Friday, May 29, 2009

Capitalism and regional airlines

Sam of Blogging at FL250 offers a deep and perspicacious analysis of the structural issues and properties of regional airlines that contributed to the recent crash of Colgan Air Flight 3407.

Sam is unequivocal about the airline's structural contributions. Although
This crew did undoubtedly make a number of serious mistakes, some commonplace and others nearly inexplicable, which compounded on each other and resulted in tragedy. Yet these mistakes did not take place in a vacuum; there were a number of circumstances that may have contributed.
and Sam has previously cited training errors and crew distractions as contributing factors, Sam identifies deeper structural issues underlying the proximate causes.

Sam cites a series of practices at Colgan Airlines (and many regional airlines) aimed at reducing costs, including:
  1. Hiring inexperienced pilots (although Colgan is not nearly the worst)
  2. Extremely low "poverty-level" crew pay
  3. Outsourced and minimized crew training
  4. Operating relatively few pilots per airplane
  5. Aggressively limiting absenteeism
  6. Aggressively maximizing crew flight time

On the one hand, human beings have some... nonlinearities... in their perception of risk. Air travel is still relatively safe; by passenger-kilometer roughly two orders of magnitude safer than cars*. Regardless, human beings have notions of acceptable risk, and the Colgan crash is clearly unacceptable.

*By passenger-hour cars are about three times more dangerous than airplanes, and by passenger-journey airplanes are about twice as dangerous as cars. We make many more, shorter and slower journeys by car than by airplane. But even by the most dangerous metric, an individual would have to make about 50,000,000 (fifty million) aircraft journeys to have a 50% chance of dying during one. Also note that these statistics were collected in 2000; air travel has been considerably safer since, with only one major loss-of-life accident (Colgan 3407) since 2001.

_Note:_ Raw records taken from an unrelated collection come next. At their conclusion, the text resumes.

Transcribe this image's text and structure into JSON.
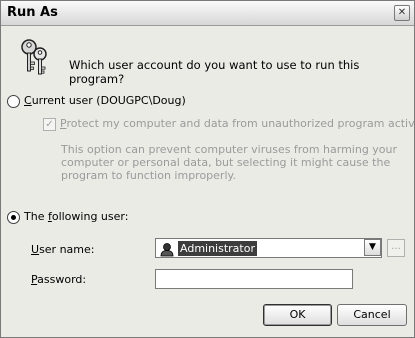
{
  "window": {
    "title": "Run As",
    "close_glyph": "✕"
  },
  "header": {
    "icon": "keys-icon",
    "question": "Which user account do you want to use to run this program?"
  },
  "current_user": {
    "label_accel": "C",
    "label_rest": "urrent user (DOUGPC\\Doug)",
    "selected": false
  },
  "protect": {
    "label_accel": "P",
    "label_rest": "rotect my computer and data from unauthorized program activity",
    "checked": true,
    "enabled": false,
    "check_glyph": "✓",
    "description": "This option can prevent computer viruses from harming your computer or personal data, but selecting it might cause the program to function improperly."
  },
  "following_user": {
    "label_pre": "The ",
    "label_accel": "f",
    "label_rest": "ollowing user:",
    "selected": true
  },
  "fields": {
    "username_label_accel": "U",
    "username_label_rest": "ser name:",
    "username_value": "Administrator",
    "username_icon": "user-icon",
    "dropdown_glyph": "▼",
    "browse_label": "...",
    "password_label_accel": "P",
    "password_label_rest": "assword:",
    "password_value": ""
  },
  "buttons": {
    "ok": "OK",
    "cancel": "Cancel"
  }
}
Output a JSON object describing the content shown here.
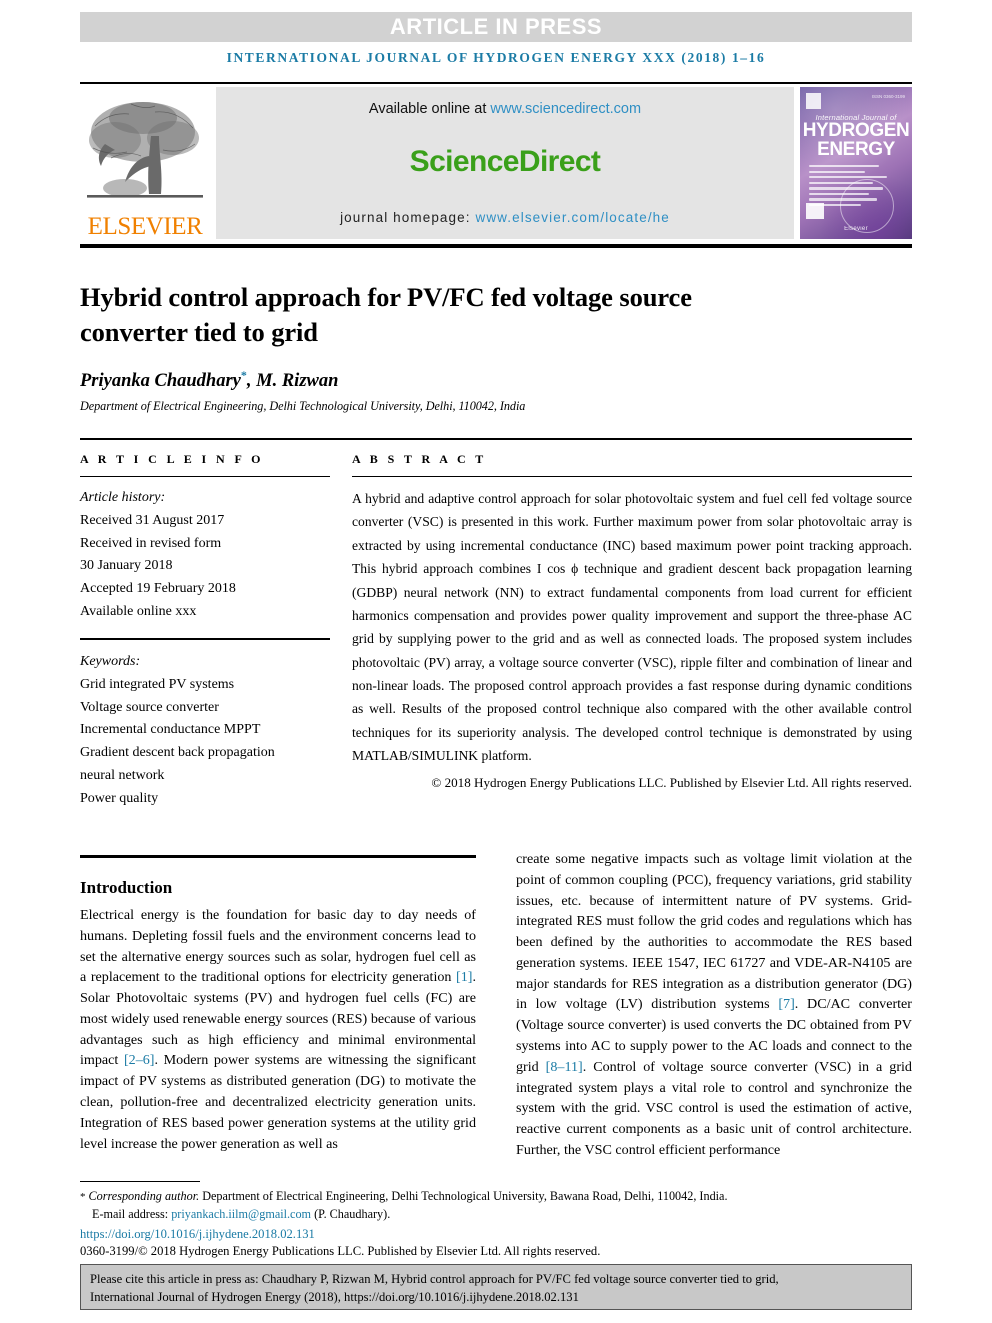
{
  "banner": {
    "press_label": "ARTICLE IN PRESS",
    "banner_color": "#d2d2d2"
  },
  "running_head": "INTERNATIONAL JOURNAL OF HYDROGEN ENERGY XXX (2018) 1–16",
  "masthead": {
    "publisher_wordmark": "ELSEVIER",
    "publisher_color": "#f08000",
    "available_prefix": "Available online at ",
    "available_url": "www.sciencedirect.com",
    "sciencedirect_wordmark": "ScienceDirect",
    "sciencedirect_color": "#3aa01a",
    "homepage_prefix": "journal homepage: ",
    "homepage_url": "www.elsevier.com/locate/he",
    "link_color": "#2f8fc4",
    "cover": {
      "line1": "International Journal of",
      "line2": "HYDROGEN",
      "line3": "ENERGY",
      "publisher": "Elsevier",
      "corner_code": "ISSN 0360-3199"
    }
  },
  "article": {
    "title": "Hybrid control approach for PV/FC fed voltage source converter tied to grid",
    "authors": "Priyanka Chaudhary",
    "corresponding_marker": "*",
    "authors_rest": ", M. Rizwan",
    "affiliation": "Department of Electrical Engineering, Delhi Technological University, Delhi, 110042, India"
  },
  "info": {
    "heading": "A R T I C L E   I N F O",
    "history_label": "Article history:",
    "history": [
      "Received 31 August 2017",
      "Received in revised form",
      "30 January 2018",
      "Accepted 19 February 2018",
      "Available online xxx"
    ],
    "keywords_label": "Keywords:",
    "keywords": [
      "Grid integrated PV systems",
      "Voltage source converter",
      "Incremental conductance MPPT",
      "Gradient descent back propagation",
      "neural network",
      "Power quality"
    ]
  },
  "abstract": {
    "heading": "A B S T R A C T",
    "body": "A hybrid and adaptive control approach for solar photovoltaic system and fuel cell fed voltage source converter (VSC) is presented in this work. Further maximum power from solar photovoltaic array is extracted by using incremental conductance (INC) based maximum power point tracking approach. This hybrid approach combines I cos ϕ technique and gradient descent back propagation learning (GDBP) neural network (NN) to extract fundamental components from load current for efficient harmonics compensation and provides power quality improvement and support the three-phase AC grid by supplying power to the grid and as well as connected loads. The proposed system includes photovoltaic (PV) array, a voltage source converter (VSC), ripple filter and combination of linear and non-linear loads. The proposed control approach provides a fast response during dynamic conditions as well. Results of the proposed control technique also compared with the other available control techniques for its superiority analysis. The developed control technique is demonstrated by using MATLAB/SIMULINK platform.",
    "copyright": "© 2018 Hydrogen Energy Publications LLC. Published by Elsevier Ltd. All rights reserved."
  },
  "introduction": {
    "heading": "Introduction",
    "left_part1": "Electrical energy is the foundation for basic day to day needs of humans. Depleting fossil fuels and the environment concerns lead to set the alternative energy sources such as solar, hydrogen fuel cell as a replacement to the traditional options for electricity generation ",
    "ref1": "[1]",
    "left_part2": ". Solar Photovoltaic systems (PV) and hydrogen fuel cells (FC) are most widely used renewable energy sources (RES) because of various advantages such as high efficiency and minimal environmental impact ",
    "ref2": "[2–6]",
    "left_part3": ". Modern power systems are witnessing the significant impact of PV systems as distributed generation (DG) to motivate the clean, pollution-free and decentralized electricity generation units. Integration of RES based power generation systems at the utility grid level increase the power generation as well as",
    "right_part1": "create some negative impacts such as voltage limit violation at the point of common coupling (PCC), frequency variations, grid stability issues, etc. because of intermittent nature of PV systems. Grid-integrated RES must follow the grid codes and regulations which has been defined by the authorities to accommodate the RES based generation systems. IEEE 1547, IEC 61727 and VDE-AR-N4105 are major standards for RES integration as a distribution generator (DG) in low voltage (LV) distribution systems ",
    "ref3": "[7]",
    "right_part2": ". DC/AC converter (Voltage source converter) is used converts the DC obtained from PV systems into AC to supply power to the AC loads and connect to the grid ",
    "ref4": "[8–11]",
    "right_part3": ". Control of voltage source converter (VSC) in a grid integrated system plays a vital role to control and synchronize the system with the grid. VSC control is used the estimation of active, reactive current components as a basic unit of control architecture. Further, the VSC control efficient performance"
  },
  "footer": {
    "corresponding_star": "*",
    "corresponding_label": "Corresponding author.",
    "corresponding_address": " Department of Electrical Engineering, Delhi Technological University, Bawana Road, Delhi, 110042, India.",
    "email_label": "E-mail address: ",
    "email": "priyankach.iilm@gmail.com",
    "email_owner": " (P. Chaudhary).",
    "doi": "https://doi.org/10.1016/j.ijhydene.2018.02.131",
    "issn_line": "0360-3199/© 2018 Hydrogen Energy Publications LLC. Published by Elsevier Ltd. All rights reserved.",
    "link_color": "#1b7ba5"
  },
  "cite_box": {
    "line1": "Please cite this article in press as: Chaudhary P, Rizwan M, Hybrid control approach for PV/FC fed voltage source converter tied to grid,",
    "line2": "International Journal of Hydrogen Energy (2018), https://doi.org/10.1016/j.ijhydene.2018.02.131",
    "background": "#c8c8c8"
  }
}
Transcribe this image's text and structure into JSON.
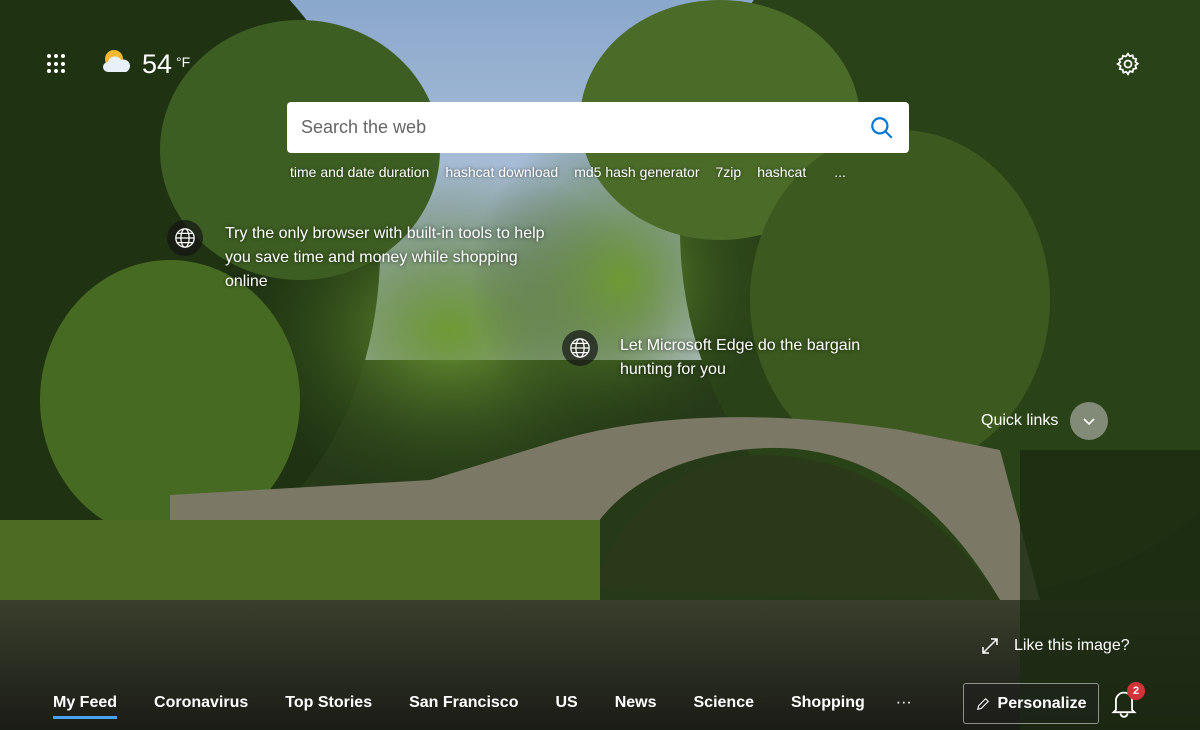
{
  "weather": {
    "temperature": "54",
    "unit": "°F",
    "icon": "partly-cloudy-icon"
  },
  "search": {
    "placeholder": "Search the web"
  },
  "suggestions": [
    "time and date duration",
    "hashcat download",
    "md5 hash generator",
    "7zip",
    "hashcat",
    "..."
  ],
  "promos": [
    {
      "text": "Try the only browser with built-in tools to help you save time and money while shopping online"
    },
    {
      "text": "Let Microsoft Edge do the bargain hunting for you"
    }
  ],
  "quick_links": {
    "label": "Quick links"
  },
  "image": {
    "like_label": "Like this image?"
  },
  "nav": {
    "items": [
      "My Feed",
      "Coronavirus",
      "Top Stories",
      "San Francisco",
      "US",
      "News",
      "Science",
      "Shopping"
    ],
    "more": "···",
    "active": "My Feed"
  },
  "personalize": {
    "label": "Personalize"
  },
  "notifications": {
    "count": "2",
    "badge_color": "#d13438"
  },
  "colors": {
    "accent": "#4aa3f0",
    "search_icon": "#0078d4"
  }
}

Even if Colgan were to make a conscientious and well-informed person such as Sam their CEO, there would be little he could do as an individual to improve safety:
It's easy to vilify regional airline management for this behavior, but the reality is that it is generally borne of financial necessity rather than a perverse hatred of pilots or the pursuit of personal enrichment. Regional airlines live and die by their cost structures because the major airlines they contract with have made it this way. Virtually all regional airline management is cheap; the main difference between them is the degree of their aggressiveness in cutting costs and how vile they're willing to be to their employees. The most foul - i.e., the most cheap - have reaped the most growth in recent years as they lap up contracts with major airlines. In the case of Colgan, this came in the form of 15 Q400's to be flown as Continental Connection.

We not only face safety issues, but Sam also paints a compelling picture of the misery and indignity pilots face at many of the lower-end regional airlines: long hours, low pay, bullying by their superiors. The first officer on Colgan 3407 was supplementing her income as a barista. Keep in mind that pilots require more training — and on general principles* seem to have as much or more potential for causing premature death** — than physicians.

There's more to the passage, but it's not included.